A significant proportion of disputed insurance claims involve gradual damage, and there has been a spate of recent claims involving timber left exposed to the elements for long periods of time. It is important to understand why claims like this are declined and how the interpretation of gradual damage may affect your public liability and contract works insurance cover.
Sudden, unexpected and unintended
Most insurance policies are designed to cover sudden, unexpected and unintended losses and most claims automatically fall within this definition: e.g. fire, theft, flood, storm, accidental breakage etc. However, some losses are not caused by these types of events and insurance is generally not designed to cover them. This is because they are not sudden, but are often avoidable by taking normal, reasonable measures to limit the chance of damage or loss. To emphasise this many policies now specifically exclude gradually occurring damage. For example, your public/general/broadform liability policy may include an exclusion similar to this:
You are not insured for loss, legal liability, prosecution or expense of any type in connection with a building or structure being affected by: moisture or water build-up or the penetration of external moisture or water, or the action or effects of mould, fungi, mildew, rot, decay, gradual deterioration, micro-organisms, bacteria, protozoa, or any similar or like forms.*
And a contract works policy may exclude gradual damage in this way:
This policy does not insure any of the following types of damage to insured property: slowly developing deformation or distortion, gradual deterioration, rot or mildew, loss caused by corrosion, action of light, or inherent nature of the property, wear and tear, exposure to weather conditions if the insured property is not designed to be left in the open (unless reasonable precautions have been taken to protect the property from these conditions), normal settlement, shrinkage or expansion of buildings, foundations or walls.*
*These are examples only and you should refer to the precise wording of your own insurance policy
Sudden v gradual damage
While every insurer will have their own definition, here’ a simple dictionary definition of each:
Sudden: “Occurring or done quickly”
Gradual: “Taking place slowly or by degrees”
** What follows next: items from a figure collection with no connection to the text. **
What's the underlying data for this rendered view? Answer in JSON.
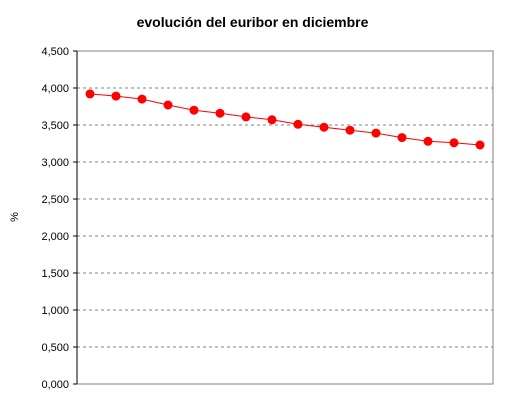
{
  "chart_data": {
    "type": "line",
    "title": "evolución del euribor en diciembre",
    "xlabel": "",
    "ylabel": "%",
    "ylim": [
      0,
      4.5
    ],
    "yticks": [
      0,
      0.5,
      1.0,
      1.5,
      2.0,
      2.5,
      3.0,
      3.5,
      4.0,
      4.5
    ],
    "ytick_labels": [
      "0,000",
      "0,500",
      "1,000",
      "1,500",
      "2,000",
      "2,500",
      "3,000",
      "3,500",
      "4,000",
      "4,500"
    ],
    "grid": "horizontal-dashed",
    "legend": "none",
    "series": [
      {
        "color": "#ff0000",
        "marker_color": "#ff0000",
        "values": [
          3.92,
          3.89,
          3.85,
          3.77,
          3.7,
          3.66,
          3.61,
          3.57,
          3.51,
          3.47,
          3.43,
          3.39,
          3.33,
          3.28,
          3.26,
          3.23
        ]
      }
    ]
  }
}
Applied to an insurance claim, damage is considered to be gradual if it has occurred slowly. Some may even argue that “quickly” and “slowly” are relative terms. For example, is damage that occurs over the course of a week sudden or gradual? Unfortunately, there is no set answer to the question “how long does it have to be before it’s considered gradual?”, as each event has to be considered according to the specific circumstances at the time.
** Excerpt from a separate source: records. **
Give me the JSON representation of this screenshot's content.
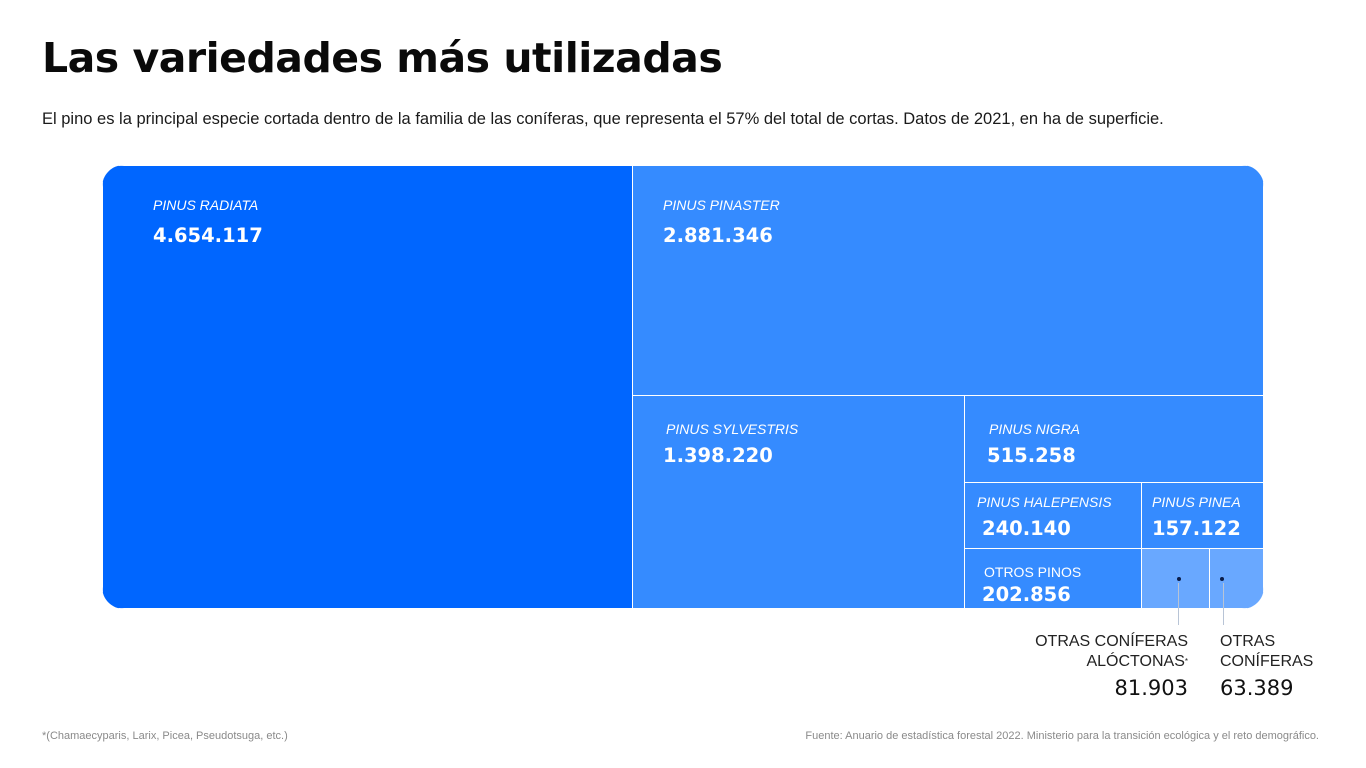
{
  "title": "Las variedades más utilizadas",
  "subtitle": "El pino es la principal especie cortada dentro de la familia de las coníferas, que representa el 57% del total de cortas. Datos de 2021, en ha de superficie.",
  "footnote": "*(Chamaecyparis, Larix, Picea, Pseudotsuga, etc.)",
  "source": "Fuente: Anuario de estadística forestal 2022. Ministerio para la transición ecológica y el reto demográfico.",
  "colors": {
    "primary": "#0066ff",
    "secondary": "#358bff",
    "light": "#69a8ff",
    "border": "#ffffff"
  },
  "chart_data": {
    "type": "treemap",
    "unit": "ha",
    "items": [
      {
        "name": "Pinus radiata",
        "value": 4654117,
        "value_label": "4.654.117"
      },
      {
        "name": "Pinus pinaster",
        "value": 2881346,
        "value_label": "2.881.346"
      },
      {
        "name": "Pinus sylvestris",
        "value": 1398220,
        "value_label": "1.398.220"
      },
      {
        "name": "Pinus nigra",
        "value": 515258,
        "value_label": "515.258"
      },
      {
        "name": "Pinus halepensis",
        "value": 240140,
        "value_label": "240.140"
      },
      {
        "name": "Pinus pinea",
        "value": 157122,
        "value_label": "157.122"
      },
      {
        "name": "Otros pinos",
        "value": 202856,
        "value_label": "202.856"
      },
      {
        "name": "Otras coníferas alóctonas",
        "value": 81903,
        "value_label": "81.903",
        "footnote_mark": "*"
      },
      {
        "name": "Otras coníferas",
        "value": 63389,
        "value_label": "63.389"
      }
    ],
    "external_labels": {
      "aloctonas_line1": "OTRAS CONÍFERAS",
      "aloctonas_line2": "ALÓCTONAS",
      "aloctonas_mark": "*",
      "otras_line1": "OTRAS",
      "otras_line2": "CONÍFERAS"
    }
  }
}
Sometimes claimants argue that a claim should be accepted because they discovered the damage suddenly, for example when rotten floorboards gave way. However, it is not the sudden discovery of damage which dictates whether a claim is valid, but whether the nature of the damage was sudden or gradual.
Another argument can arise if the initial cause of the damage was a sudden event, such as a storm damaging the roof, which causes a leak, or a burst pipe that does the same. However, it is not the suddenness of the cause that is relevant, but the time it takes for the damage to occur. So the storm damage to the roof may be covered because it happened suddenly, but the gradual damage to the timber framing that results from the subsequent leak may not be.
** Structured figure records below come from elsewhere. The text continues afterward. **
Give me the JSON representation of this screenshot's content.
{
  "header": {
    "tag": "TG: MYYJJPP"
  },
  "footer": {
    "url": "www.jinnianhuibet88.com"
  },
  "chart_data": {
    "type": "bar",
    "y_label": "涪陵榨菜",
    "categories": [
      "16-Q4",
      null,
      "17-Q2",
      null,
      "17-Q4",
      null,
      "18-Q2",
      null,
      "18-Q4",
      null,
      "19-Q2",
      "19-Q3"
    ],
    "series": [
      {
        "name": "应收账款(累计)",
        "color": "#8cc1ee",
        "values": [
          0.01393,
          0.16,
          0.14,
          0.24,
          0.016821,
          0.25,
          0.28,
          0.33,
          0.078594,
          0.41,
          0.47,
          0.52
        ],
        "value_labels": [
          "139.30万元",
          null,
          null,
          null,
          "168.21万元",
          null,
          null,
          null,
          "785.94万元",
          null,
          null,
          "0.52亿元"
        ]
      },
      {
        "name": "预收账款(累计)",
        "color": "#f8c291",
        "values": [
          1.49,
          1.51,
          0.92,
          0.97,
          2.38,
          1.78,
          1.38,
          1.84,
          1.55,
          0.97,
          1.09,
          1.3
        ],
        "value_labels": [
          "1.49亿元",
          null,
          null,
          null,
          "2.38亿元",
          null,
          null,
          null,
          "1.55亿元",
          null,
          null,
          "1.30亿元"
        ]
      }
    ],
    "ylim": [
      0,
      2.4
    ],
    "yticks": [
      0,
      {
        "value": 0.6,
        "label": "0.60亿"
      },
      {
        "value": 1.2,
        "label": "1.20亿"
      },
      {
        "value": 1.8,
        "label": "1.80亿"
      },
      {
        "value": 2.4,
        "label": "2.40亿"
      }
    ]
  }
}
In the above example, sudden damage (storm damaging the roof) has resulted in further gradual damage (rotten timber framing). The storm damage would typically be covered but the gradual damage to the framing would not. In some cases it can happen the other way around: gradual deterioration, say a pipe fitting corroding, may result in sudden damage when the pipe bursts and floods the house. In this case the corroded pipe would not be covered, but the resulting damage from the flood would be.
What this means for you
Sudden, unexpected and unintended events are generally covered by your insurance, but damage that happens gradually over time is not. You need to take reasonable precautions to minimise the chance of damage happening at the sites you’re working at.